Saturday, May 10, 2008

A Missional Church

Every church must determine what kind of church it wants to be. Many American churches have, over time, become attraction-oriented. They attempt to develop programs and activities—sermons, music, youth and children's ministries, senior adult ministries, etc.—attractive enough that people will come. This approach has trained Christians to sit instead of serve; to observe instead of participate; to watch instead of act.

In an attraction-oriented church, members expect their pastors to do the work of the ministry, even in the face of explicit biblical injunctions that say just the opposite: that ministry is accomplished by the people (cf. Eph. 4:11-12). The further this expectation sets in their hearts, the more apathy develops. Why? Because apathy is a by-product of inaction.

There exists a more biblical and effective kind of church: missional.

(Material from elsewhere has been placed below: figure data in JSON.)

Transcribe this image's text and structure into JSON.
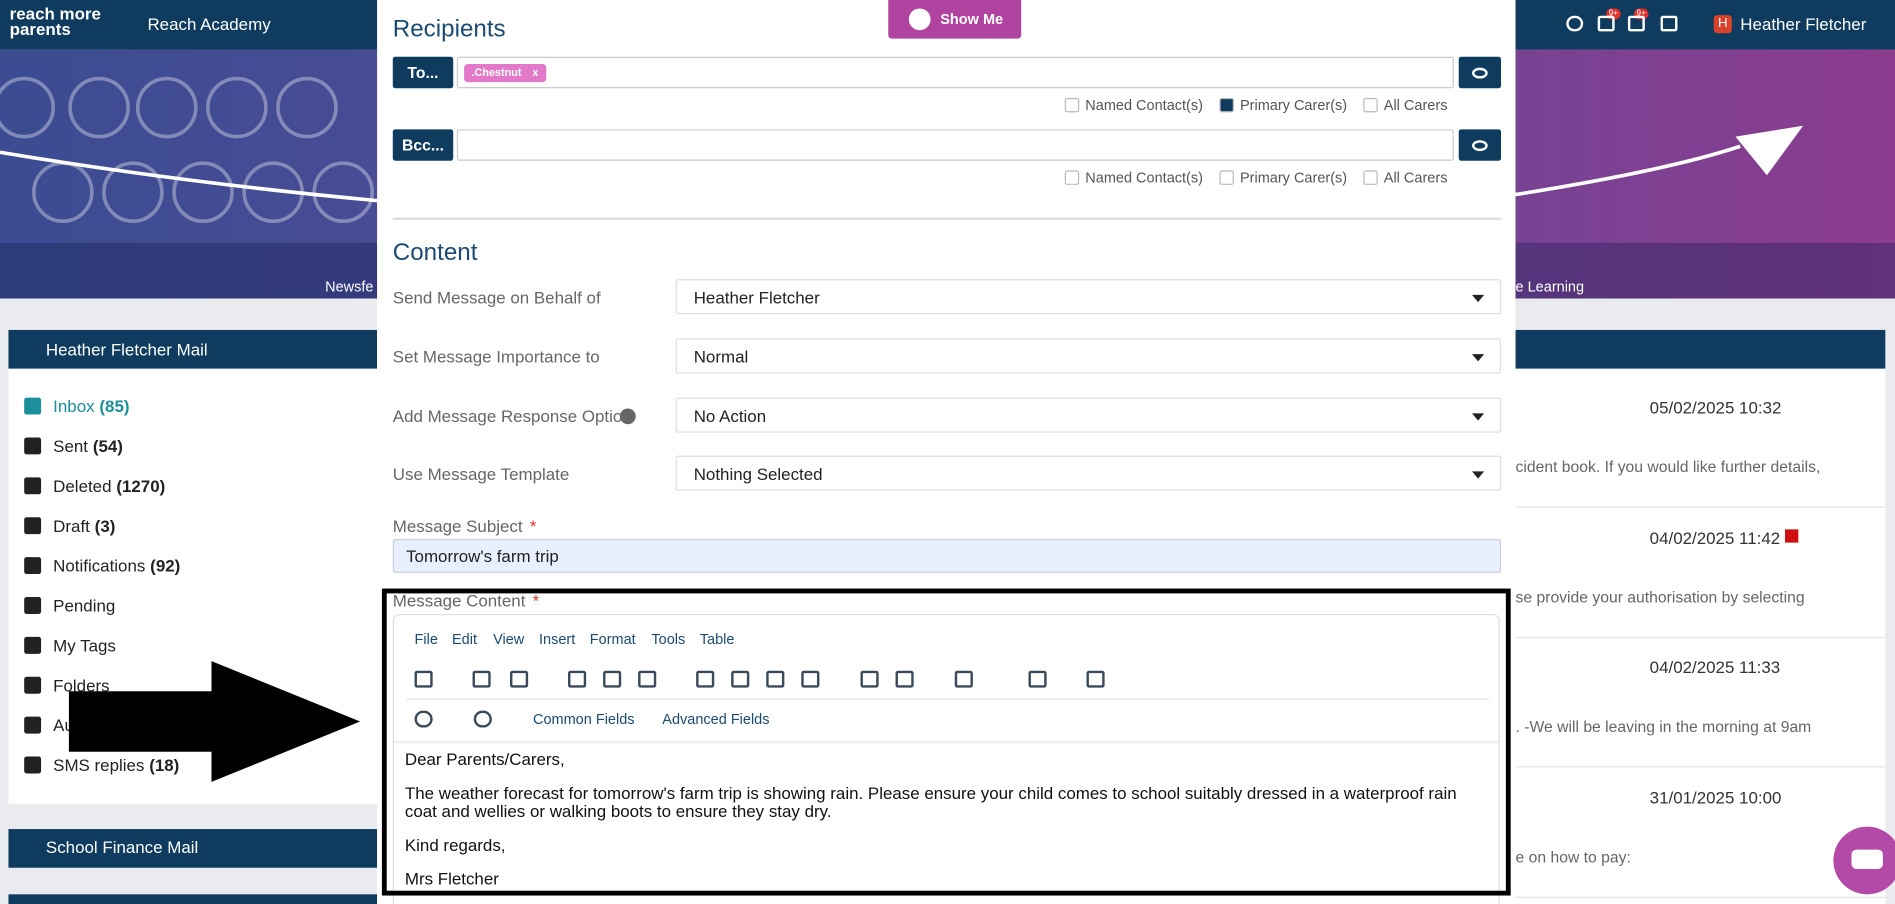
{
  "header": {
    "logo": "reach more parents",
    "school": "Reach Academy",
    "user": "Heather Fletcher",
    "avatar": "H",
    "badges": [
      "9+",
      "9+"
    ]
  },
  "nav": [
    "Newsfe",
    "e Learning"
  ],
  "mailbox": {
    "title": "Heather Fletcher Mail",
    "folders": [
      {
        "label": "Inbox",
        "count": "(85)"
      },
      {
        "label": "Sent",
        "count": "(54)"
      },
      {
        "label": "Deleted",
        "count": "(1270)"
      },
      {
        "label": "Draft",
        "count": "(3)"
      },
      {
        "label": "Notifications",
        "count": "(92)"
      },
      {
        "label": "Pending"
      },
      {
        "label": "My Tags"
      },
      {
        "label": "Folders"
      },
      {
        "label": "Au"
      },
      {
        "label": "SMS replies",
        "count": "(18)"
      }
    ],
    "second_title": "School Finance Mail"
  },
  "messages": [
    {
      "date": "05/02/2025 10:32",
      "snippet": "cident book. If you would like further details,"
    },
    {
      "date": "04/02/2025 11:42",
      "snippet": "se provide your authorisation by selecting",
      "flagged": true
    },
    {
      "date": "04/02/2025 11:33",
      "snippet": ". -We will be leaving in the morning at 9am"
    },
    {
      "date": "31/01/2025 10:00",
      "snippet": "e on how to pay:"
    }
  ],
  "modal": {
    "show_me": "Show Me",
    "recipients": {
      "title": "Recipients",
      "rows": [
        {
          "button": "To...",
          "chips": [
            ".Chestnut"
          ],
          "options": [
            {
              "label": "Named Contact(s)",
              "checked": false
            },
            {
              "label": "Primary Carer(s)",
              "checked": true
            },
            {
              "label": "All Carers",
              "checked": false
            }
          ]
        },
        {
          "button": "Bcc...",
          "chips": [],
          "options": [
            {
              "label": "Named Contact(s)",
              "checked": false
            },
            {
              "label": "Primary Carer(s)",
              "checked": false
            },
            {
              "label": "All Carers",
              "checked": false
            }
          ]
        }
      ],
      "chip_remove": "x"
    },
    "content": {
      "title": "Content",
      "fields": [
        {
          "label": "Send Message on Behalf of",
          "value": "Heather Fletcher"
        },
        {
          "label": "Set Message Importance to",
          "value": "Normal"
        },
        {
          "label": "Add Message Response Option",
          "value": "No Action",
          "help": true
        },
        {
          "label": "Use Message Template",
          "value": "Nothing Selected"
        }
      ],
      "required": "*",
      "subject_label": "Message Subject",
      "subject": "Tomorrow's farm trip",
      "message_label": "Message Content",
      "menu": [
        "File",
        "Edit",
        "View",
        "Insert",
        "Format",
        "Tools",
        "Table"
      ],
      "dropdowns": [
        "Common Fields",
        "Advanced Fields"
      ],
      "body": [
        "Dear Parents/Carers,",
        "The weather forecast for tomorrow's farm trip is showing rain. Please ensure your child comes to school suitably dressed in a waterproof rain coat and wellies or walking boots to ensure they stay dry.",
        "Kind regards,",
        "Mrs Fletcher"
      ]
    }
  }
}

For an attraction-oriented church to become missional, the pastors must help believers change the way they think. Thought processes are changed by changing actions. (You probably already knew that thoughts influence behavior, but God also designed us so that our behavior influences the way we think.)

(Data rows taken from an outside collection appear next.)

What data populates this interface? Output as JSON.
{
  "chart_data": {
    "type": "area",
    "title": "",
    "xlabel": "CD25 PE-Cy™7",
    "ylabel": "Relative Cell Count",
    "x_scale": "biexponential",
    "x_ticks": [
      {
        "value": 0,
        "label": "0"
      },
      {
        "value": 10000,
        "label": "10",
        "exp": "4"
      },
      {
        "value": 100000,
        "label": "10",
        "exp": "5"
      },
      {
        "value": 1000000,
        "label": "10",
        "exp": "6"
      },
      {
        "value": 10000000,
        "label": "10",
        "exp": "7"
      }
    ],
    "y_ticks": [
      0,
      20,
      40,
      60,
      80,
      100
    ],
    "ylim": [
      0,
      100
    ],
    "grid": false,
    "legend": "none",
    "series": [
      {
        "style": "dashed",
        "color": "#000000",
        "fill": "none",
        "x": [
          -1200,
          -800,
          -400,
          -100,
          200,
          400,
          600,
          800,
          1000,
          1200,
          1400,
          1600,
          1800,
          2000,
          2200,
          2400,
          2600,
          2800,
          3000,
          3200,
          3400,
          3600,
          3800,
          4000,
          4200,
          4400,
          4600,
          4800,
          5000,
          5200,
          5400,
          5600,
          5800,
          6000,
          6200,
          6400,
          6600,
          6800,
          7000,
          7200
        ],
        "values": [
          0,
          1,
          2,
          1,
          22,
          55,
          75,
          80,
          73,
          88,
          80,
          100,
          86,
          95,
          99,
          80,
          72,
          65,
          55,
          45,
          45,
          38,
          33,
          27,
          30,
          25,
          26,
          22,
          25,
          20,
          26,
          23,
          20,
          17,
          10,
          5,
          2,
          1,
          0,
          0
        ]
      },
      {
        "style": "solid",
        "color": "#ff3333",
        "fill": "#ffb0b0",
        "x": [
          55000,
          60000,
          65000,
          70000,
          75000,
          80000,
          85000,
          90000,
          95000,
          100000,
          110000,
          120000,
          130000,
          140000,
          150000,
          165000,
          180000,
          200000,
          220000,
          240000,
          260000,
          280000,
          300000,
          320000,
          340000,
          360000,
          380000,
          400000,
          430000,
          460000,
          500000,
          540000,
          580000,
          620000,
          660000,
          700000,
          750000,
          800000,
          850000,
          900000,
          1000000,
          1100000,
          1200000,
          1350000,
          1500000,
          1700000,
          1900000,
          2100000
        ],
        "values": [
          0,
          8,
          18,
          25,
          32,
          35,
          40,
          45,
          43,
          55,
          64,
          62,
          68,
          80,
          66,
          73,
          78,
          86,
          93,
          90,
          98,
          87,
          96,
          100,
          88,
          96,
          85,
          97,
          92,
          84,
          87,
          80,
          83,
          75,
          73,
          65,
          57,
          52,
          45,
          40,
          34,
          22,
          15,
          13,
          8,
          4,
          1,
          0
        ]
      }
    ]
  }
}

Instead of sitting in pews hoping that perhaps someone in the community will show up, the church can follow Andrew's example and take Jesus to them (cf. John 1:40-41). The church can follow Matthew's example and throw a party, with Jesus as the honored guest (cf. Luke 5:27-29). The church can finally obey Jesus, who says to "Go" (Matt. 28:19).

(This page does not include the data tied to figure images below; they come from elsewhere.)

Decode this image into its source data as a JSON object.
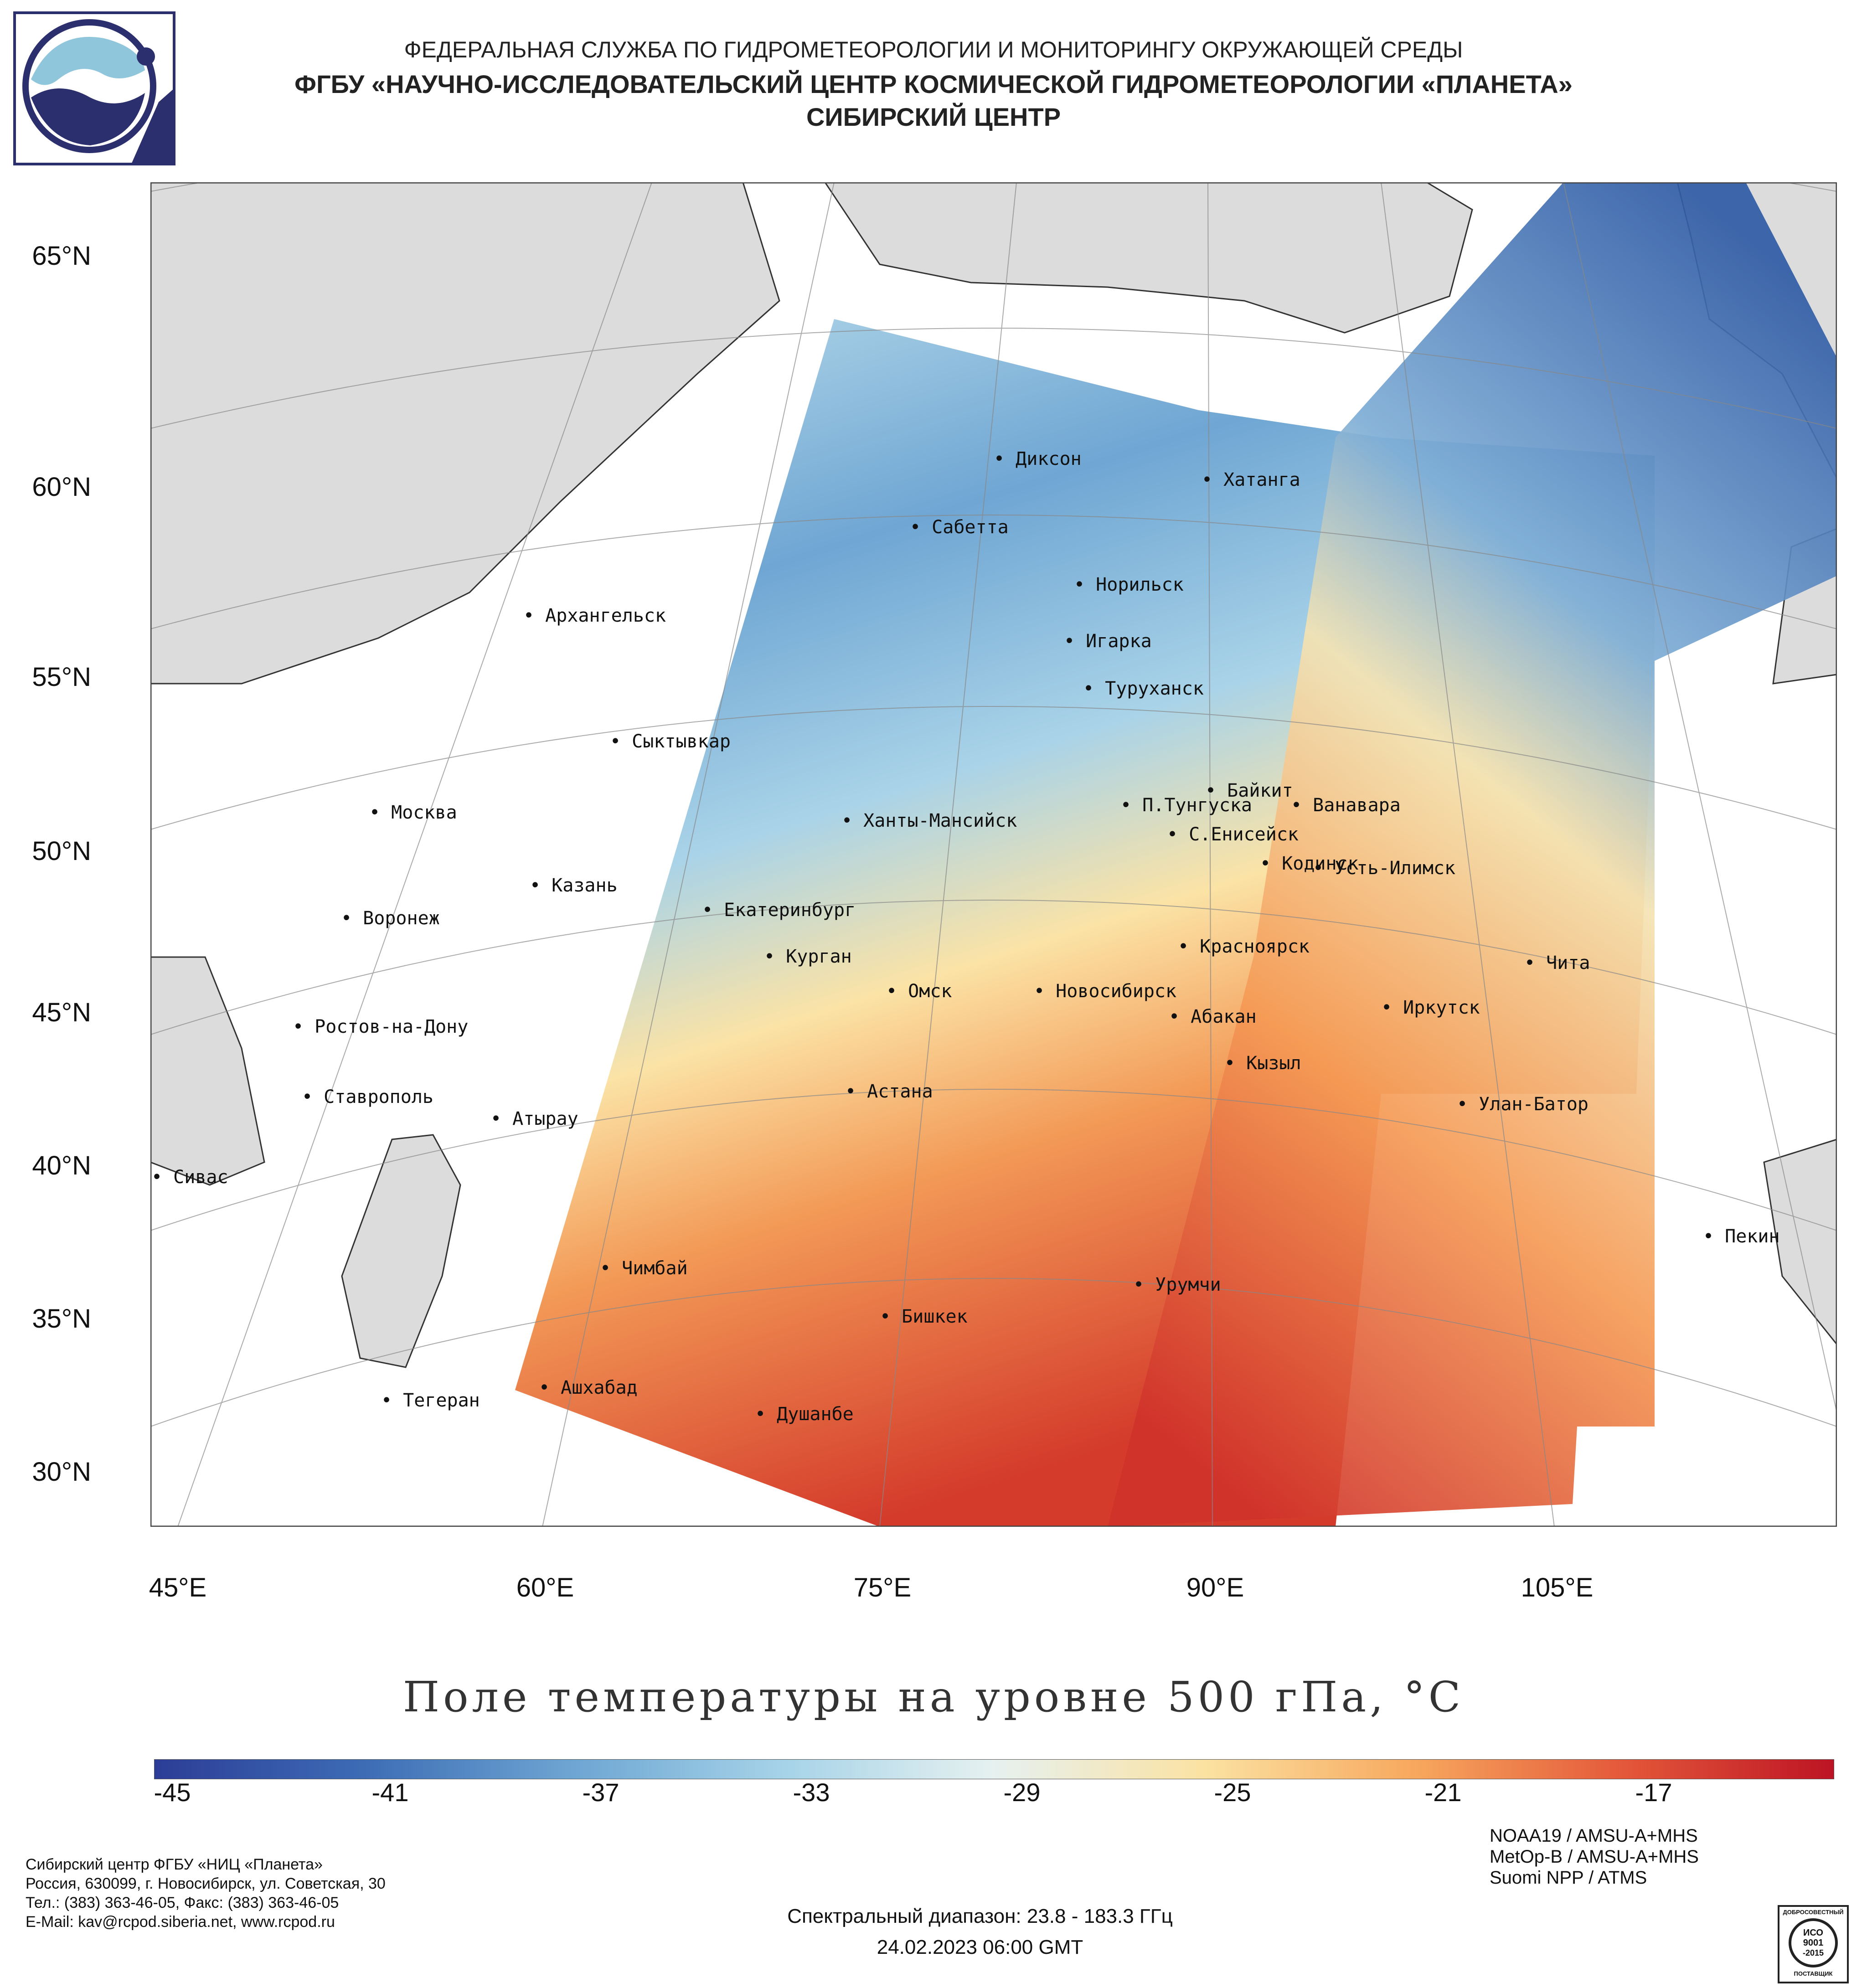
{
  "header": {
    "line1": "ФЕДЕРАЛЬНАЯ СЛУЖБА ПО ГИДРОМЕТЕОРОЛОГИИ И МОНИТОРИНГУ ОКРУЖАЮЩЕЙ СРЕДЫ",
    "line2": "ФГБУ «НАУЧНО-ИССЛЕДОВАТЕЛЬСКИЙ ЦЕНТР КОСМИЧЕСКОЙ ГИДРОМЕТЕОРОЛОГИИ «ПЛАНЕТА»",
    "line3": "СИБИРСКИЙ ЦЕНТР"
  },
  "map": {
    "lat_labels": [
      "65°N",
      "60°N",
      "55°N",
      "50°N",
      "45°N",
      "40°N",
      "35°N",
      "30°N"
    ],
    "lon_labels": [
      "45°E",
      "60°E",
      "75°E",
      "90°E",
      "105°E"
    ],
    "cities": [
      "Диксон",
      "Хатанга",
      "Сабетта",
      "Норильск",
      "Архангельск",
      "Игарка",
      "Туруханск",
      "Сыктывкар",
      "Байкит",
      "Москва",
      "П.Тунгуска",
      "Ванавара",
      "Ханты-Мансийск",
      "С.Енисейск",
      "Кодинск",
      "Усть-Илимск",
      "Казань",
      "Екатеринбург",
      "Воронеж",
      "Красноярск",
      "Курган",
      "Чита",
      "Омск",
      "Новосибирск",
      "Ростов-на-Дону",
      "Иркутск",
      "Абакан",
      "Кызыл",
      "Ставрополь",
      "Астана",
      "Улан-Батор",
      "Атырау",
      "Сивас",
      "Пекин",
      "Чимбай",
      "Урумчи",
      "Бишкек",
      "Ашхабад",
      "Тегеран",
      "Душанбе"
    ]
  },
  "title": "Поле температуры на уровне 500 гПа, °С",
  "colorbar": {
    "ticks": [
      "-45",
      "-41",
      "-37",
      "-33",
      "-29",
      "-25",
      "-21",
      "-17"
    ],
    "colors": [
      "#2c3d97",
      "#3d6cb5",
      "#6ea6d3",
      "#a6d3e8",
      "#e6f1f0",
      "#fbe2a2",
      "#f7a85e",
      "#e4583a",
      "#bd1424"
    ]
  },
  "footer": {
    "org": [
      "Сибирский центр ФГБУ «НИЦ «Планета»",
      "Россия, 630099, г. Новосибирск, ул. Советская, 30",
      "Тел.: (383) 363-46-05, Факс: (383) 363-46-05",
      "E-Mail: kav@rcpod.siberia.net, www.rcpod.ru"
    ],
    "spectral": "Спектральный диапазон: 23.8 - 183.3 ГГц",
    "datetime": "24.02.2023 06:00 GMT",
    "satellites": [
      "NOAA19 / AMSU-A+MHS",
      "MetOp-B / AMSU-A+MHS",
      "Suomi NPP / ATMS"
    ],
    "iso": {
      "top": "ДОБРОСОВЕСТНЫЙ",
      "l1": "ИСО",
      "l2": "9001",
      "l3": "-2015",
      "bottom": "ПОСТАВЩИК"
    }
  }
}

Essentially, we must answer this question: Where would Jesus be? Would Jesus keep His ministry relegated to the church building or be in the community? Where was the focus of His life and ministry? Even a cursory reading of the New Testament demonstrates that while Jesus indeed ministered in the Temple and in synagogues, He spent a large amount of time in the community. If we want to be the church God wants us to be, we cannot escape the conclusion that we must be on mission with Him to seek and to save that which is lost.